Power failures are caused by deregulation, not acts of God

By Nancy Jane Moore

An article on TomPaine.com explains something I've been saying for some time: Deregulation of the electric power industry led to inadequate maintenance of the infrastructure -- and that's why we keep having major power emergencies.

The people of Queens, NY, just suffered through an extended power outage for over a week. A recent bad storm left many folks in St. Louis powerless for many days. Here in the Washington, D.C., metropolitan area we've had so many extended power outages that I get nervous with every thunderstorm. When the power goes, you never know when it will come back on. After Hurricane Isabel a few years ago -- a category 1 storm that was milder than some of the electrical storms we've had -- several friends of mine were without power for more than a week.

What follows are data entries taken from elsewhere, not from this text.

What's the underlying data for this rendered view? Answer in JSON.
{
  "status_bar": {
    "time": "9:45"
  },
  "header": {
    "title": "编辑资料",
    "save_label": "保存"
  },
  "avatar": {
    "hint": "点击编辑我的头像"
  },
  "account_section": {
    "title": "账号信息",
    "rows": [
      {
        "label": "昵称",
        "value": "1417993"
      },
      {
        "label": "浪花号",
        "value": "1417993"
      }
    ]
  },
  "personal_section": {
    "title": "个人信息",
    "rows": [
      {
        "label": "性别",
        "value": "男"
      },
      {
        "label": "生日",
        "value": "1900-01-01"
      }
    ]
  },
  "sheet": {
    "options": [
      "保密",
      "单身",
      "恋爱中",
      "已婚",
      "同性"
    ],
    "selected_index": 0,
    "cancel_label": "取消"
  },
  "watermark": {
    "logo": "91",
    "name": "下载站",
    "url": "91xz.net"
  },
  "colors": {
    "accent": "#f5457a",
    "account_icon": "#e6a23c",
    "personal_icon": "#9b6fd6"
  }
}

The power companies blame everything on Acts of God or, occasionally, on excessive use by consumers. (The only time electric companies ever encourage conservation seems to be during a heat wave.) But as Tyson Slocum of Public Citizen puts it in the TomPaine article:
With the requirements to invest a share of profits into improving reliability now removed, Wall Street and the power industry shunned putting their money into unprofitable investments like upgrading transmission lines and distribution networks. Why should investors spend money on low-rate-of-return investments like reliability when they can make a killing buying and selling power plants?
He goes on to explain how this affects the companies that are actually in charge of the power that comes into your house and mine:
On top of this market failure, deregulation has also encouraged distributional utilities, like ConEd in New York, to skimp on preventative maintenance spending. They have slashed utility workforces -- particularly experienced, unionized jobs. And regulators in New York and other deregulated states no longer pour over the companies' reliability budgets, allowing the utilities' service to slide in pursuit of higher profits. As a result, distributional utilities now have too much incentive to replace equipment after, not before, it blows.
That probably explains why, from time to time, the power goes out in my neighborhood on nice days when there's not a cloud in the sky and the temperature is so mild I shut off the air conditioner and open the windows.

I won't even get into the exploding manhole covers caused by problems in the underground power lines that plagued the Georgetown area of Washington a few years ago, eventually causing a power outage so bad that businesses in the area had to shut down for several days.